Currently, mental disorders are diagnosed by analysis of behavior and reports from the patient on their own thoughts. This way of diagnosing disease can be difficult, subjective and messy, particularly with regard to symptom overlaps between disorders. It also necessitates waiting until the disorder is fully manifest before the diagnosis can be made. Moreover, these disorders are heterogeneous, with wide variation in the abnormal behaviors within a given disorder, and very likely wide variation in genetic and environmental causes of the disorder. These are the reasons why we need biomarkers – objective, quantifiable, molecular signatures of each disease, and each type of disorder within a given disease category. It would be ideal to have a test that could be done on serum as is done for high cholesterol, which raises the concern for cardiovascular disease. Other possible sources of biomarkers could be urine or even fecal samples, all of which are non-invasive tests. MRI is another non-invasiv test of interest, but is very expensive. Taking samples of cerebral spinal fluid is both invasive and expensive, but is of course more relevant for the brain than are serum and urine.
A new paper from a multi-national collaboration provides what may be a first step towards “Identification of a biological signature for schizophrenia in serum”. While this title of the paper overstates the case, some progress towards this goal is reported. The authors measured the concentrations of 181 proteins and small molecules in serum taken from newly diagnosed schizophrenia (Sz) patients as well as serum from patients with major depressive disorder (MDD), bipolar disorder (BPD) and Asperger syndrome (AS). In one large group of Sz samples, they found that the levels of 34 molecules could be used to define or separate Sz from control serum – with high sensitivity (detect most of the Sz subjects) and high specificity (identify Sz subjects without mistakenly identifying controls as Sz). However, when they used this 34 molecular “signature” on 4 other groups of Sz subjects, they were able to separate only 60-75% of Sz subjects from controls. The sensitivity and specificity in comparing Sz against BPD was 86 and 78% (respectively). Comparing Sz against MDD was 87 and 94%. Comparing Sz against AS was 96 and 96%. Thus, the 34 molecular signature was extremely useful in deciding between Sz and AS, very good between Sz and MDD, and quite good between Sz and BPD, but not as good comparing Sz and controls. Since it can be difficult, at least at the outset, to make a differential diagonsis between Sz and BPD based on behavior, this molecular approach may be helpful in that case.

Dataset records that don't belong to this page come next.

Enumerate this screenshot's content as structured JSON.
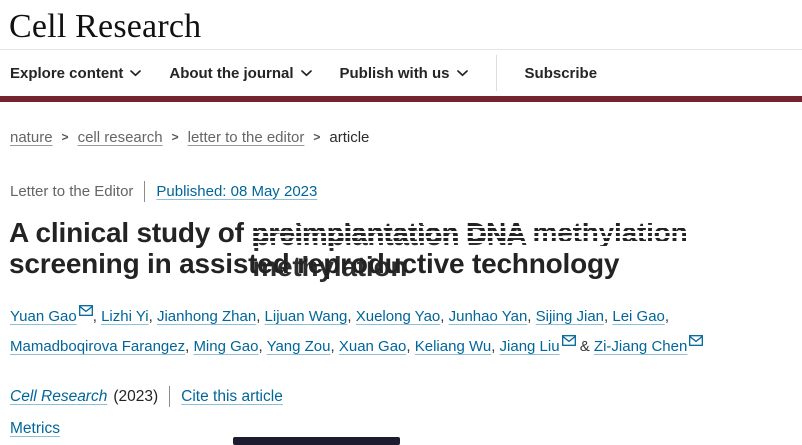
{
  "colors": {
    "accent_maroon": "#74232f",
    "link_blue": "#006699",
    "bottom_bar": "#1c1c2e"
  },
  "brand": {
    "logo_text": "Cell Research"
  },
  "nav": {
    "items": [
      {
        "label": "Explore content",
        "has_dropdown": true,
        "divider_before": false
      },
      {
        "label": "About the journal",
        "has_dropdown": true,
        "divider_before": false
      },
      {
        "label": "Publish with us",
        "has_dropdown": true,
        "divider_before": false
      },
      {
        "label": "Subscribe",
        "has_dropdown": false,
        "divider_before": true
      }
    ]
  },
  "breadcrumb": {
    "separator": ">",
    "items": [
      {
        "label": "nature",
        "link": true
      },
      {
        "label": "cell research",
        "link": true
      },
      {
        "label": "letter to the editor",
        "link": true
      },
      {
        "label": "article",
        "link": false
      }
    ]
  },
  "article": {
    "type_label": "Letter to the Editor",
    "published": "Published: 08 May 2023",
    "title_prefix": "A clinical study of ",
    "title_glitched": "preimplantation DNA methylation",
    "title_suffix": " screening in assisted reproductive technology",
    "authors_separator": ", ",
    "authors_final_separator": " & ",
    "authors": [
      {
        "name": "Yuan Gao",
        "has_email": true
      },
      {
        "name": "Lizhi Yi",
        "has_email": false
      },
      {
        "name": "Jianhong Zhan",
        "has_email": false
      },
      {
        "name": "Lijuan Wang",
        "has_email": false
      },
      {
        "name": "Xuelong Yao",
        "has_email": false
      },
      {
        "name": "Junhao Yan",
        "has_email": false
      },
      {
        "name": "Sijing Jian",
        "has_email": false
      },
      {
        "name": "Lei Gao",
        "has_email": false
      },
      {
        "name": "Mamadboqirova Farangez",
        "has_email": false
      },
      {
        "name": "Ming Gao",
        "has_email": false
      },
      {
        "name": "Yang Zou",
        "has_email": false
      },
      {
        "name": "Xuan Gao",
        "has_email": false
      },
      {
        "name": "Keliang Wu",
        "has_email": false
      },
      {
        "name": "Jiang Liu",
        "has_email": true
      },
      {
        "name": "Zi-Jiang Chen",
        "has_email": true
      }
    ],
    "journal_name": "Cell Research",
    "journal_year": "(2023)",
    "cite_label": "Cite this article",
    "metrics_label": "Metrics"
  }
}
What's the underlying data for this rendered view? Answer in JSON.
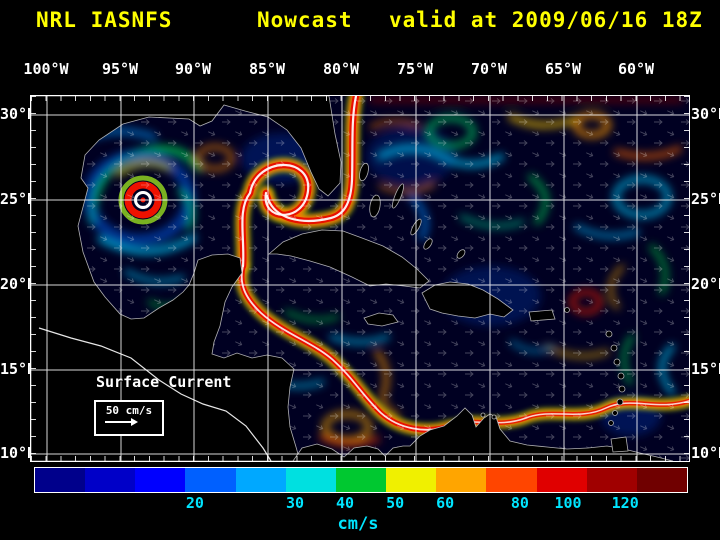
{
  "header": {
    "model": "NRL IASNFS",
    "product": "Nowcast",
    "valid": "valid at 2009/06/16 18Z"
  },
  "axes": {
    "lon_labels": [
      "100°W",
      "95°W",
      "90°W",
      "85°W",
      "80°W",
      "75°W",
      "70°W",
      "65°W",
      "60°W"
    ],
    "lat_labels": [
      "30°N",
      "25°N",
      "20°N",
      "15°N",
      "10°N"
    ]
  },
  "map": {
    "annotation": "Surface Current",
    "scale_label": "50 cm/s"
  },
  "colorbar": {
    "unit": "cm/s",
    "segments": [
      "#00008b",
      "#0000c8",
      "#0000ff",
      "#0060ff",
      "#00a8ff",
      "#00e0e0",
      "#00c830",
      "#f0f000",
      "#ffa500",
      "#ff4500",
      "#e00000",
      "#a00000",
      "#700000"
    ],
    "ticks": [
      {
        "label": "20",
        "pos": 0.246
      },
      {
        "label": "30",
        "pos": 0.4
      },
      {
        "label": "40",
        "pos": 0.477
      },
      {
        "label": "50",
        "pos": 0.554
      },
      {
        "label": "60",
        "pos": 0.631
      },
      {
        "label": "80",
        "pos": 0.746
      },
      {
        "label": "100",
        "pos": 0.82
      },
      {
        "label": "120",
        "pos": 0.908
      }
    ]
  },
  "colors": {
    "title_text": "#ffff00",
    "axis_text": "#ffffff",
    "colorbar_text": "#00e5ff"
  }
}
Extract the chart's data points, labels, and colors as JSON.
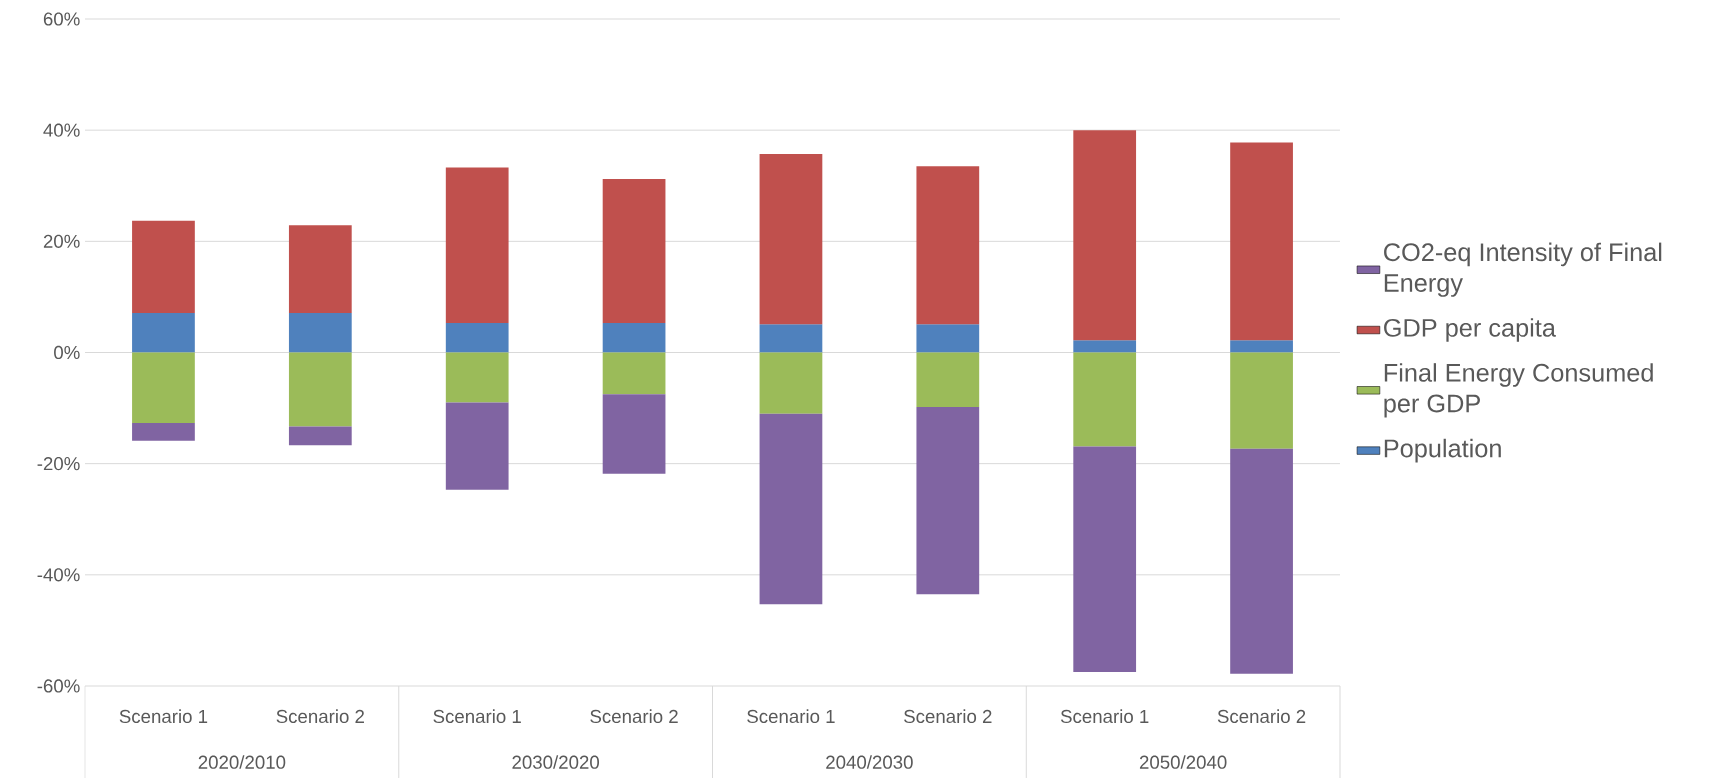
{
  "chart_data": {
    "type": "bar",
    "stacked": true,
    "categories": [
      "Scenario 1",
      "Scenario 2",
      "Scenario 1",
      "Scenario 2",
      "Scenario 1",
      "Scenario 2",
      "Scenario 1",
      "Scenario 2"
    ],
    "annotations": [
      "2020/2010",
      "2030/2020",
      "2040/2030",
      "2050/2040"
    ],
    "series": [
      {
        "name": "Population",
        "color": "#4f81bd",
        "values": [
          7.1,
          7.1,
          5.3,
          5.3,
          5.1,
          5.1,
          2.2,
          2.2
        ]
      },
      {
        "name": "Final Energy Consumed per GDP",
        "color": "#9bbb59",
        "values": [
          -12.7,
          -13.3,
          -9.0,
          -7.5,
          -11.0,
          -9.8,
          -16.9,
          -17.3
        ]
      },
      {
        "name": "GDP per capita",
        "color": "#c0504d",
        "values": [
          16.6,
          15.8,
          28.0,
          25.9,
          30.6,
          28.4,
          37.8,
          35.6
        ]
      },
      {
        "name": "CO2-eq Intensity of Final Energy",
        "color": "#8064a2",
        "values": [
          -3.2,
          -3.4,
          -15.7,
          -14.3,
          -34.3,
          -33.7,
          -40.6,
          -40.5
        ]
      }
    ],
    "ylim": [
      -60,
      60
    ],
    "yticks": [
      {
        "value": -60,
        "label": "-60%"
      },
      {
        "value": -40,
        "label": "-40%"
      },
      {
        "value": -20,
        "label": "-20%"
      },
      {
        "value": 0,
        "label": "0%"
      },
      {
        "value": 20,
        "label": "20%"
      },
      {
        "value": 40,
        "label": "40%"
      },
      {
        "value": 60,
        "label": "60%"
      }
    ],
    "grid": "y",
    "legend": "right"
  }
}
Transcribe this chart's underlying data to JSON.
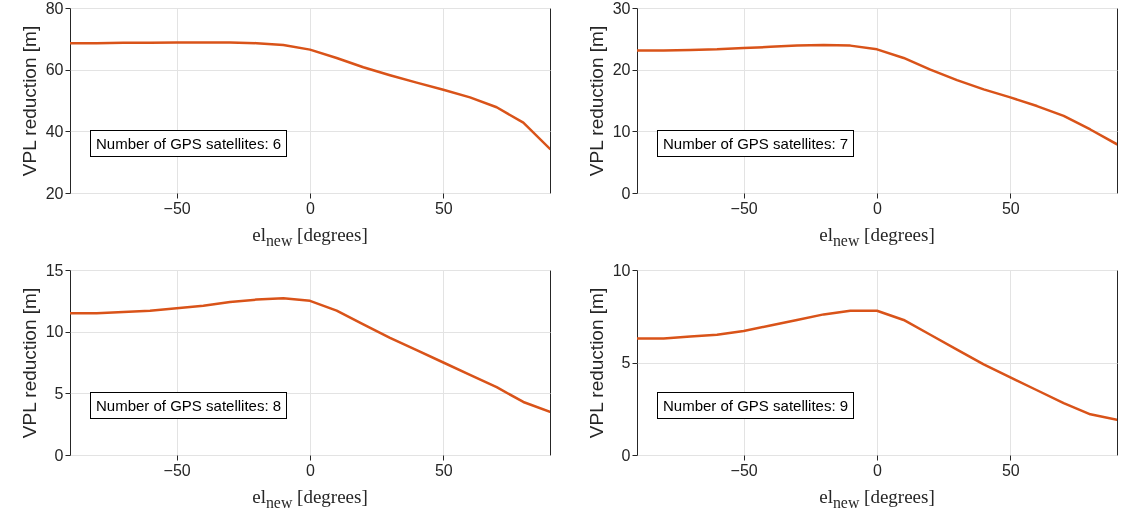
{
  "chart_data": [
    {
      "type": "line",
      "xlabel": "el$_{new}$ [degrees]",
      "ylabel": "VPL reduction [m]",
      "annotations": [
        "Number of GPS satellites: 6"
      ],
      "x": [
        -90,
        -80,
        -70,
        -60,
        -50,
        -40,
        -30,
        -20,
        -10,
        0,
        10,
        20,
        30,
        40,
        50,
        60,
        70,
        80,
        90
      ],
      "xlim": [
        -90,
        90
      ],
      "xticks": [
        -50,
        0,
        50
      ],
      "ylim": [
        20,
        80
      ],
      "yticks": [
        20,
        40,
        60,
        80
      ],
      "grid": true,
      "series": [
        {
          "color": "#d95319",
          "values": [
            68.6,
            68.6,
            68.7,
            68.7,
            68.8,
            68.8,
            68.8,
            68.6,
            68,
            66.5,
            63.8,
            60.8,
            58.2,
            55.8,
            53.5,
            51,
            47.8,
            42.8,
            34.3
          ]
        }
      ]
    },
    {
      "type": "line",
      "xlabel": "el$_{new}$ [degrees]",
      "ylabel": "VPL reduction [m]",
      "annotations": [
        "Number of GPS satellites: 7"
      ],
      "x": [
        -90,
        -80,
        -70,
        -60,
        -50,
        -40,
        -30,
        -20,
        -10,
        0,
        10,
        20,
        30,
        40,
        50,
        60,
        70,
        80,
        90
      ],
      "xlim": [
        -90,
        90
      ],
      "xticks": [
        -50,
        0,
        50
      ],
      "ylim": [
        0,
        30
      ],
      "yticks": [
        0,
        10,
        20,
        30
      ],
      "grid": true,
      "series": [
        {
          "color": "#d95319",
          "values": [
            23.1,
            23.1,
            23.2,
            23.3,
            23.5,
            23.7,
            23.9,
            24.0,
            23.9,
            23.3,
            21.9,
            20.0,
            18.3,
            16.8,
            15.5,
            14.1,
            12.5,
            10.3,
            7.9
          ]
        }
      ]
    },
    {
      "type": "line",
      "xlabel": "el$_{new}$ [degrees]",
      "ylabel": "VPL reduction [m]",
      "annotations": [
        "Number of GPS satellites: 8"
      ],
      "x": [
        -90,
        -80,
        -70,
        -60,
        -50,
        -40,
        -30,
        -20,
        -10,
        0,
        10,
        20,
        30,
        40,
        50,
        60,
        70,
        80,
        90
      ],
      "xlim": [
        -90,
        90
      ],
      "xticks": [
        -50,
        0,
        50
      ],
      "ylim": [
        0,
        15
      ],
      "yticks": [
        0,
        5,
        10,
        15
      ],
      "grid": true,
      "series": [
        {
          "color": "#d95319",
          "values": [
            11.5,
            11.5,
            11.6,
            11.7,
            11.9,
            12.1,
            12.4,
            12.6,
            12.7,
            12.5,
            11.7,
            10.6,
            9.5,
            8.5,
            7.5,
            6.5,
            5.5,
            4.3,
            3.5
          ]
        }
      ]
    },
    {
      "type": "line",
      "xlabel": "el$_{new}$ [degrees]",
      "ylabel": "VPL reduction [m]",
      "annotations": [
        "Number of GPS satellites: 9"
      ],
      "x": [
        -90,
        -80,
        -70,
        -60,
        -50,
        -40,
        -30,
        -20,
        -10,
        0,
        10,
        20,
        30,
        40,
        50,
        60,
        70,
        80,
        90
      ],
      "xlim": [
        -90,
        90
      ],
      "xticks": [
        -50,
        0,
        50
      ],
      "ylim": [
        0,
        10
      ],
      "yticks": [
        0,
        5,
        10
      ],
      "grid": true,
      "series": [
        {
          "color": "#d95319",
          "values": [
            6.3,
            6.3,
            6.4,
            6.5,
            6.7,
            7.0,
            7.3,
            7.6,
            7.8,
            7.8,
            7.3,
            6.5,
            5.7,
            4.9,
            4.2,
            3.5,
            2.8,
            2.2,
            1.9
          ]
        }
      ]
    }
  ]
}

So what are these 34 molecules? Can they tell us something useful about Sz? Many of these molecules have been implicated in acute and chronic inflammatory conditions, and as I emphasize in my book, there are many other connections between inflammation and Sz, autism and MDD .
A puzzling aspect of this work is why the investigators started with only 181 proteins and small molecules when it is technically possible to assay several thousand molecules in serum. However, a strength in this work is that they were able to obtain samples from newly diagnosed Sz subjects, before they were taking medications. This is not the case in prior publications of this type. This is the case for a Chinese paper. However, the latter paper used a global metabolic method (far broader and unbiased compared to the new paper) to look for changes in Sz serum. They reported evidence suggesting upregulated fatty acid metabolism in Sz. The authors of both of these papers suggest Sz has a metabolic component.
What about biomarkers for autism? There have been several molecular analyses of urine from ASD children that found differences from controls. One from Tony Persico and colleagues in Rome particularly caught my eye. They reported that a molecule called p-cresol is significantly higher in young autistic children (particularly females) compared to controls. This is intriguing because this molecule is produced by particular species of gut bacteria, and the composition of gastrointestinal bacterial species differs between ASD and control children. This is discussed in more detail in some of my prior posts.